Foundation for the Future: Symposium Highlights 150 Years of Discovery and Innovation

Nov 21 2014 | By Melanie A. Farmer | Videos: Jane Nisselson | Photos: David Dini

Growing human bone, building smarter infrastructures, harnessing big data, and developing new tools for brain imaging were just some of the exciting topics that took center stage at Columbia Engineering’s academic symposium Nov. 14. As part of the School’s 150th anniversary closing celebration, brief talks by 30 faculty presenters showcased the innovative research currently underway at the School—in areas such as atmospheric science, nano-scale engineering, privacy and security, and computational motion. Audience members also learned about Columbia Engineering pioneers and past discoveries that have made the School a leading hub today for groundbreaking research and academic excellence.

Use our playlist to navigate through videos from the symposium.

“Today, we are at a transformative juncture for our School and for Columbia,” said Mary C. Boyce, Dean of Engineering and Morris A. and Alma Schapiro Professor, “a time where we step back and reflect on our remarkable 150-year history while also moving boldly into a future where engineering is truly shaping nearly every aspect of our world. As we begin our next 150 years, our great legacy serves as a foundation for an even greater future.”

Biomedical Engineering Professor Andreas Hielscher, who organized and moderated the event, said the symposium was a great way to share with a wider audience what an amazing place the Engineering School has been in the past and continues to be today. “Be it Hollerith’s inventions of a tabulating machine and punch cards that advanced counting and computing (including the foundation of IBM), Elmer Gaden’s work on mass production of antibiotics, William Parsons construction of the first New York City subway line (No. 1 Broadway Line), or Edwin Howard Armstrong’s invention of the FM radio—we all are still affected today by their work performed over 60 years ago.”

Nearly 800 guests packed Roone Arledge Auditorium for a standing-room only journey through decades of the School’s pioneering research, then and now. Fifteen pairs of Engineering faculty shared the stage; one professor presented on a historic SEAS figure and past achievement while another talked about related research happening now at the School.

Shree Nayar, T.C. Chang Professor of Computer Science, paired with colleague Chris Wiggins, associate professor of applied mathematics, kicked off the symposium with a brief history on alumnus Herman Hollerith and his technological breakthrough, the electric tabulating machine, used to calculate the 1890 census. Meanwhile, Wiggins, a data science expert, discussed the vast changes in computing today and explained how biology “became what we would now call a data science.” He discussed his work, with Columbia virologists, on building an algorithm that can predict whether a specific viral genome comes from a pig or a bird.

“This approach of taking complex problems from a complex world and re-framing them as data problems is alive and well in New York City now,” said Wiggins, noting that there are several new companies spawning that are using this approach to data and technology. Also currently serving as the chief data scientist at The New York Times, Wiggins is working with software engineers at the paper to take this predictive approach in learning the “genome” of their readers.

 

Underscoring the immense advances in X-ray imaging, Hielscher showed a historic video of the once hour-long process it took to develop a single X-ray image. Closing the program, Hielscher shared the stage with fellow biomedical engineer, Associate Professor Elizabeth Hillman, whose unique optical imaging tools make it possible today to investigate the relationship between blood flow and nerve cell activity in a living brain.

Frequent collaborators, Professors Ken Shepard and James Hone, delivered a lively presentation on their research in graphene, a single, atomic layer made of carbon and the strongest material ever measured, and their work on exploring the novel properties of other 2D materials. Alumnus Irving Langmuir, whose groundbreaking research in surface chemistry led to his 1932 Nobel Prize, was the featured historic figure.

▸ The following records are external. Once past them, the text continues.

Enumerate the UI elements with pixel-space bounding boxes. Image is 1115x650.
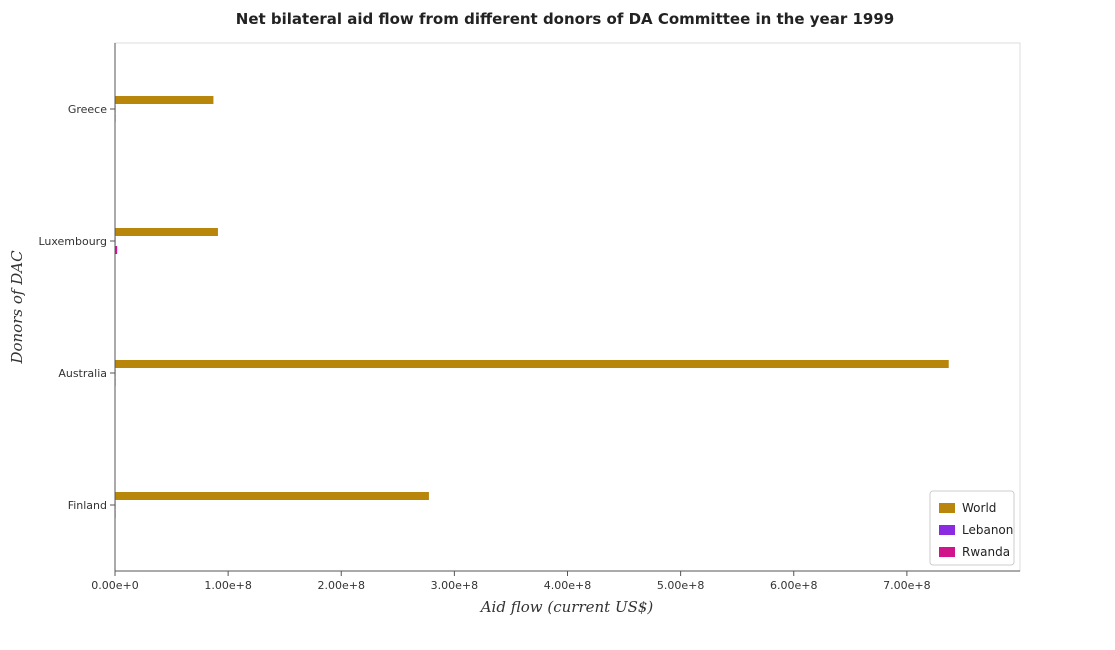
legend-label-rwanda: Rwanda <box>962 545 1010 559</box>
bar-world-australia <box>115 360 949 368</box>
chart-title: Net bilateral aid flow from different do… <box>236 10 894 28</box>
x-tick-label: 1.00e+8 <box>204 579 251 592</box>
legend-label-lebanon: Lebanon <box>962 523 1013 537</box>
x-tick-label: 3.00e+8 <box>431 579 478 592</box>
x-tick-label: 2.00e+8 <box>318 579 365 592</box>
x-axis-ticks: 0.00e+0 1.00e+8 2.00e+8 3.00e+8 4.00e+8 5.00e… <box>91 571 931 592</box>
plot-area <box>114 42 1021 572</box>
bar-world-finland <box>115 492 429 500</box>
x-tick-label: 5.00e+8 <box>657 579 704 592</box>
legend-swatch-world <box>939 503 955 513</box>
x-tick-label: 7.00e+8 <box>883 579 930 592</box>
y-axis-ticks: Greece Luxembourg Australia Finland <box>38 103 115 512</box>
x-axis-label: Aid flow (current US$) <box>479 598 654 616</box>
y-tick-label: Australia <box>58 367 107 380</box>
x-tick-label: 4.00e+8 <box>544 579 591 592</box>
legend-swatch-rwanda <box>939 547 955 557</box>
x-tick-label: 0.00e+0 <box>91 579 138 592</box>
y-tick-label: Luxembourg <box>38 235 107 248</box>
y-tick-label: Greece <box>68 103 107 116</box>
legend-swatch-lebanon <box>939 525 955 535</box>
y-tick-label: Finland <box>68 499 107 512</box>
y-axis-label: Donors of DAC <box>8 250 26 365</box>
bar-world-greece <box>115 96 214 104</box>
legend-label-world: World <box>962 501 996 515</box>
bar-world-luxembourg <box>115 228 218 236</box>
legend: World Lebanon Rwanda <box>929 490 1015 566</box>
bar-rwanda-luxembourg <box>115 246 118 254</box>
x-tick-label: 6.00e+8 <box>770 579 817 592</box>
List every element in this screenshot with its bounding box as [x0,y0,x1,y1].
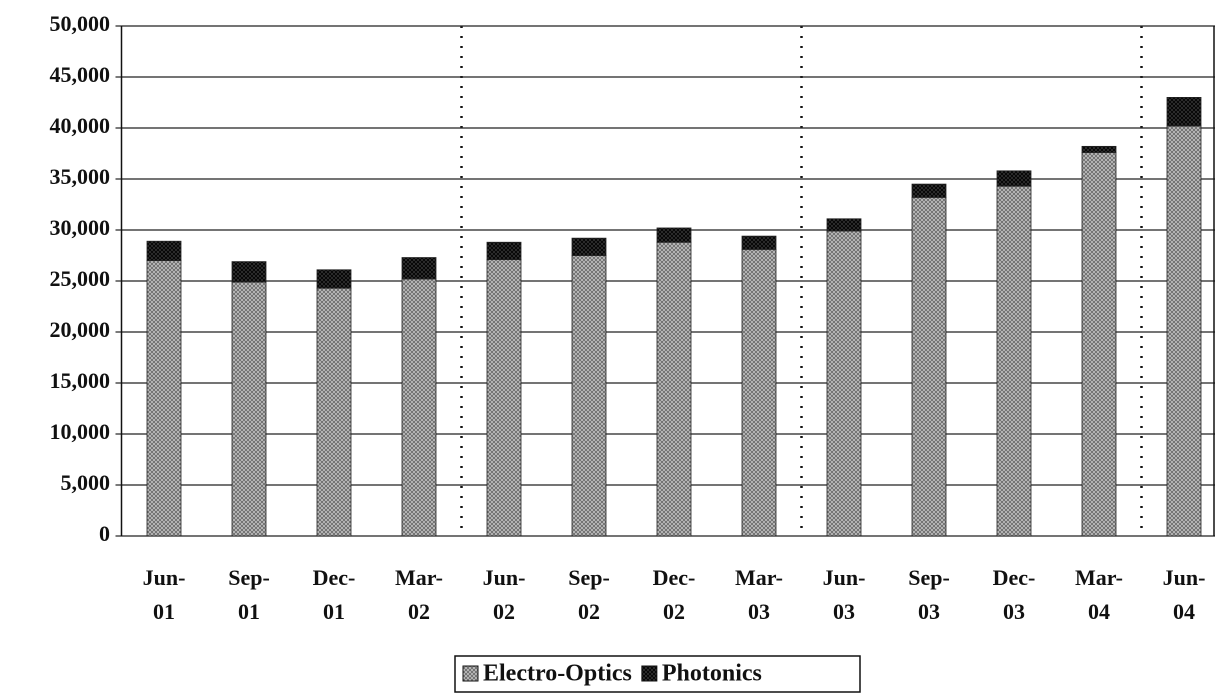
bar-segment [231,261,267,283]
x-tick-label: Jun-03 [823,565,866,624]
x-tick-label: Jun-01 [143,565,186,624]
bar-segment [911,183,947,198]
bar-segment [656,241,692,537]
x-tick-label: Mar-02 [395,565,443,624]
x-tick-label: Sep-02 [568,565,610,624]
x-tick-label: Dec-03 [993,565,1036,624]
bar-segment [656,227,692,243]
bar-segment [1166,125,1202,537]
bar-segment [316,269,352,289]
bar-segment [741,248,777,537]
bar-segment [996,170,1032,187]
x-tick-label: Jun-02 [483,565,526,624]
legend-label: Photonics [662,661,762,687]
x-tick-label: Sep-01 [228,565,270,624]
bar-segment [316,287,352,537]
x-tick-label: Dec-02 [653,565,696,624]
bar-segment [486,241,522,260]
bar-segment [996,185,1032,537]
y-tick-label: 20,000 [50,317,111,342]
bar-segment [486,259,522,537]
legend-swatch [641,665,658,682]
bar-segment [146,240,182,262]
bar-segment [1081,145,1117,153]
x-tick-label: Sep-03 [908,565,950,624]
bar-segment [571,237,607,256]
bar-segment [401,278,437,537]
x-tick-label: Mar-03 [735,565,783,624]
legend-swatch [462,665,479,682]
bar-segment [401,257,437,280]
y-tick-label: 35,000 [50,164,111,189]
y-tick-label: 15,000 [50,368,111,393]
y-tick-label: 40,000 [50,113,111,138]
y-tick-label: 50,000 [50,11,111,36]
y-tick-label: 25,000 [50,266,111,291]
y-tick-label: 5,000 [61,470,111,495]
bar-segment [231,281,267,537]
bar-segment [1166,97,1202,127]
x-tick-label: Dec-01 [313,565,356,624]
y-tick-label: 30,000 [50,215,111,240]
x-tick-label: Mar-04 [1075,565,1123,624]
bar-segment [1081,152,1117,537]
y-tick-label: 45,000 [50,62,111,87]
legend-box [454,655,861,693]
legend-label: Electro-Optics [483,661,632,687]
x-tick-label: Jun-04 [1163,565,1206,624]
bar-segment [571,255,607,537]
bar-segment [826,218,862,232]
bar-segment [826,230,862,537]
bar-segment [146,260,182,537]
bar-segment [911,196,947,537]
bar-segment [741,235,777,250]
y-tick-label: 10,000 [50,419,111,444]
y-tick-label: 0 [99,521,110,546]
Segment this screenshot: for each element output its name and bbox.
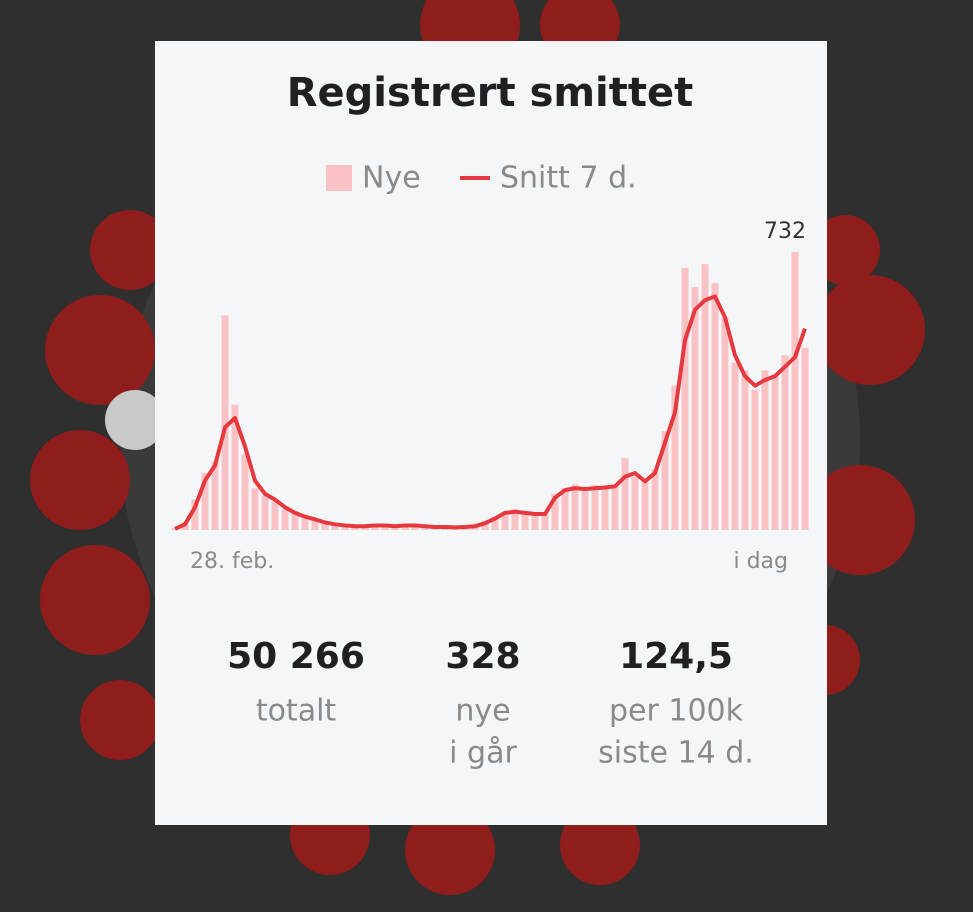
legend-label: Snitt 7 d. <box>500 161 637 196</box>
bar <box>732 363 739 530</box>
bar <box>262 496 269 530</box>
bar <box>572 484 579 530</box>
bar <box>272 502 279 530</box>
page: Registrert smittet Nye Snitt 7 d. 732 28.… <box>0 0 973 912</box>
bar <box>632 477 639 530</box>
legend-swatch <box>326 165 352 191</box>
bar <box>612 484 619 530</box>
stat-label: nye <box>455 694 510 729</box>
stat-value: 50 266 <box>227 636 365 677</box>
x-tick-label: i dag <box>733 549 788 574</box>
bar <box>792 252 799 530</box>
x-tick-label: 28. feb. <box>190 549 274 574</box>
stat-label: i går <box>449 736 517 771</box>
bar <box>622 458 629 530</box>
bar <box>682 268 689 530</box>
bar <box>802 348 809 530</box>
value-label: 732 <box>764 219 806 244</box>
bar <box>602 486 609 530</box>
stat-label: siste 14 d. <box>598 736 754 771</box>
stat-label: per 100k <box>609 694 744 729</box>
bar <box>782 355 789 530</box>
bar <box>742 370 749 530</box>
bar <box>592 485 599 530</box>
bar <box>642 483 649 530</box>
chart-title: Registrert smittet <box>287 70 694 116</box>
bar <box>722 317 729 530</box>
bar <box>762 370 769 530</box>
bar <box>282 509 289 530</box>
stat-label: totalt <box>256 694 337 729</box>
bar <box>302 519 309 530</box>
bar <box>772 374 779 530</box>
bar <box>532 515 539 530</box>
stat-value: 124,5 <box>619 636 733 677</box>
bar <box>242 454 249 530</box>
bar <box>582 490 589 530</box>
bar <box>522 513 529 530</box>
bar <box>752 389 759 530</box>
bar <box>252 488 259 530</box>
stat-value: 328 <box>445 636 520 677</box>
bar <box>652 469 659 530</box>
bar <box>712 283 719 530</box>
legend-label: Nye <box>362 161 421 196</box>
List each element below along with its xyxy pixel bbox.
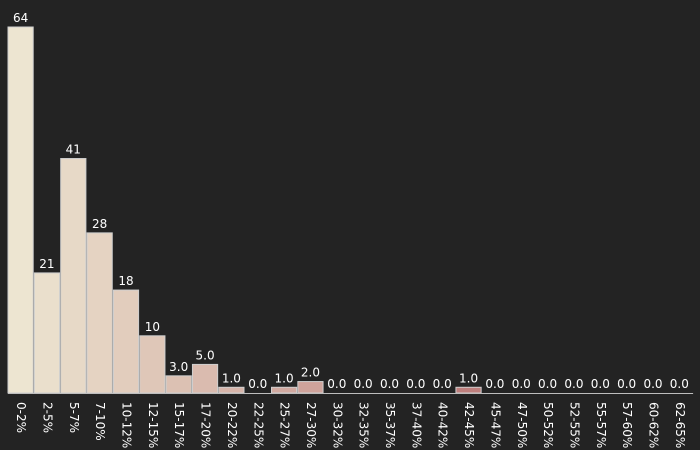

Rather fittingly, Hone ended with, “So, where are we going from here? It turns out that graphene is actually one of just a very large family of these two dimensional atomically thin materials … and we’ve learned how to stack them on top of each other to create entirely new materials that you couldn’t get to before. That’s what we’re having a lot of fun with now, and we hope to be doing so for the next 10 or 20 years, and maybe, they’ll be talking about us at the next 300th anniversary,” he quipped.

While no one can predict the future, the incredible discovery and innovation underway at Columbia Engineering signals one thing for certain—the School’s next 150 years could not be any brighter.

“We should be very proud of our School,” said Gordana Vunjak-Novakovic, The Mikati Foundation Professor of Biomedical Engineering, “and grateful that we live in such an exciting time that presents so many challenges and offers so many opportunities for impact in virtually any area of human life.”